Truth be told, I miss Ivy infinitely more than I miss that first little baby of ours. I miss her like there is a vice squeeze on my heart every time I look at my phone and know she will never call. I will not hear her voice. I can not send her the book I bought just for her, that is sitting on my shelf at home (though thankfully, I did read her some of it before). But I think of that bleeding night when I think of Ivy and what this end was for her. I hope it was like that for her, where the stars come closer, and the world seems wild and beautiful and like it knows what it's doing when I don't. I hope she felt the embrace of whatever it is that is the whole of all of us, I hope she was buoyed up and up by the immense love she inspired in others with just her gentle, inquisitive, often hilarious presence. I suspect it couldn't be any other way.

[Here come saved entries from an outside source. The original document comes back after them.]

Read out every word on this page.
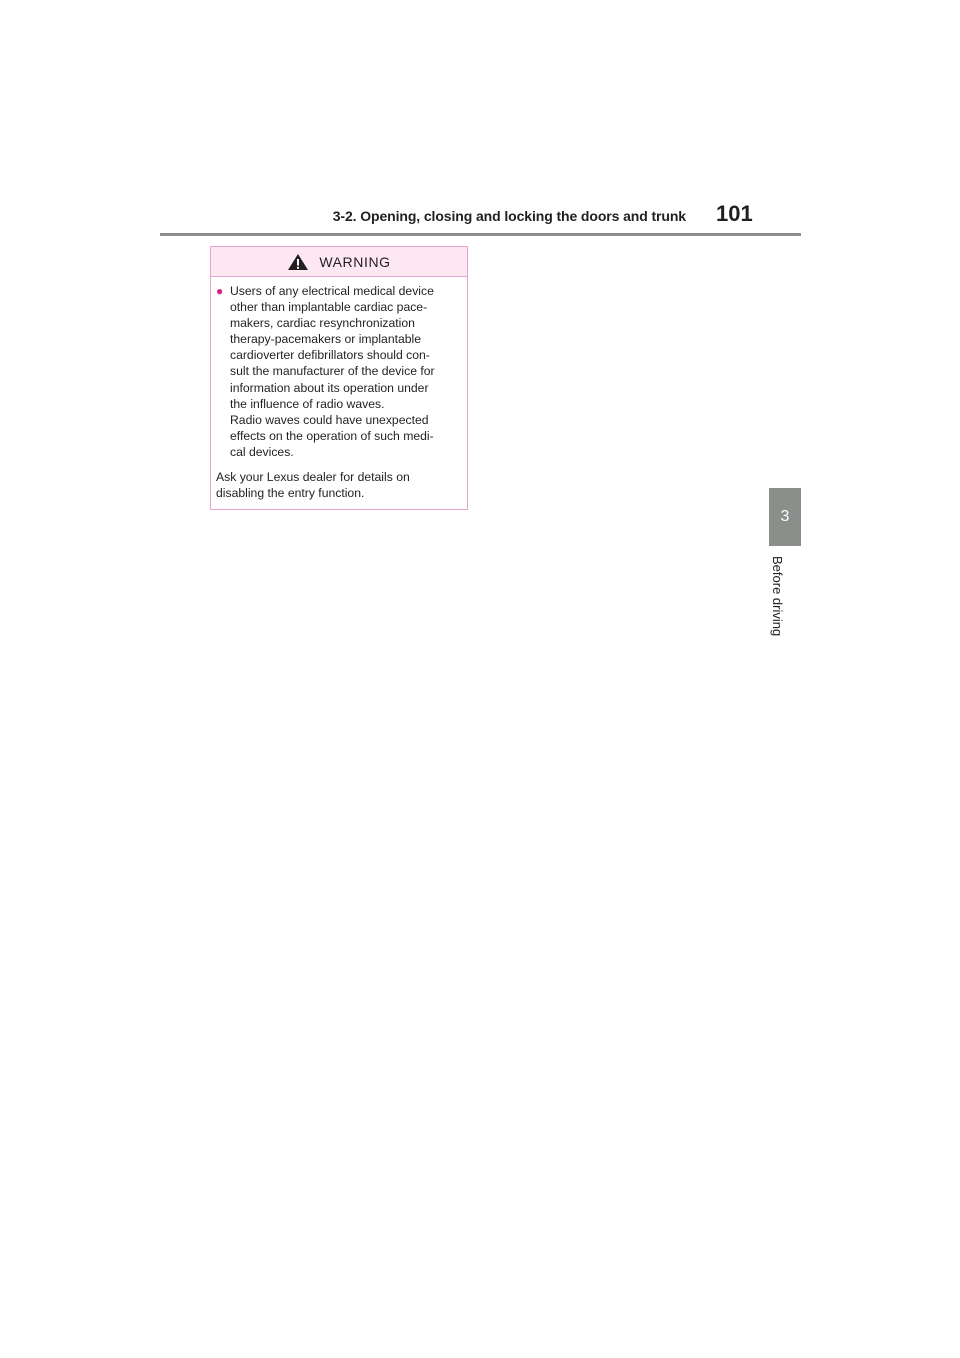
3-2. Opening, closing and locking the doors and trunk 101
3
Before driving
WARNING
● Users of any electrical medical device
other than implantable cardiac pace-
makers, cardiac resynchronization
therapy-pacemakers or implantable
cardioverter defibrillators should con-
sult the manufacturer of the device for
information about its operation under
the influence of radio waves.
Radio waves could have unexpected
effects on the operation of such medi-
cal devices.
Ask your Lexus dealer for details on
disabling the entry function.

As I watch others grieving her, I have been surprised and amazed to see how many others also refer to her as their very best friend. Our friendship was so constant, so intimant, that it never even occurred to me she might have that much connection with others, particularly because she often felt so isolated herself. Turns out, at least 50 people viewed her as as close a loved one as I did-- as their #1 confidant, their best cheerleader, their go-to person, their favorite source of love.
Yet again, in death, I find myself awe-struck by how much love can be possible in this life, by how mysterious and how intricately intertwined our lives are-- and yet in the end, how fully self contained our own path is-- our beginning and end belonging really, only, to ourselves.
Missing Ivy, or my little one, or my husband's father, or the ones you have loved and lost, is something we here all share, but the journey out itself belongs to one person and one person only, every time it happens.
Val and Leanne, two besties of Ivy, and girls I adore, made a list of people we would be willing to sacrifice to get Ivy back. I know Ivy would LOVE this, and please don't be offended when I say that there is almost no one I wouldn't put on it. But two seemingly contradictory feelings can exist in one heart at one time, and while I am fully willing to fatten up and burn whole cities of people to bring back this one I love SO EFFING MUCH, I am also filled with the most amazing gratitude for having known her. For having moved to a commune, where our lights crossed paths, and for the 20 years of ever deepening friendship that followed. Honestly, I don't think there are many people walking around who gave as much love and joy and life as she gave, and the fact that I got to hog so much of it makes me feel like I won the biggest lottery. I am thankful for every day with I got to have with Ivy, and for Solstice last night, I prayed to her. I would WAY rather have called, but I'll take what I can get. And I think I get a lot more than I know. I think maybe we all do.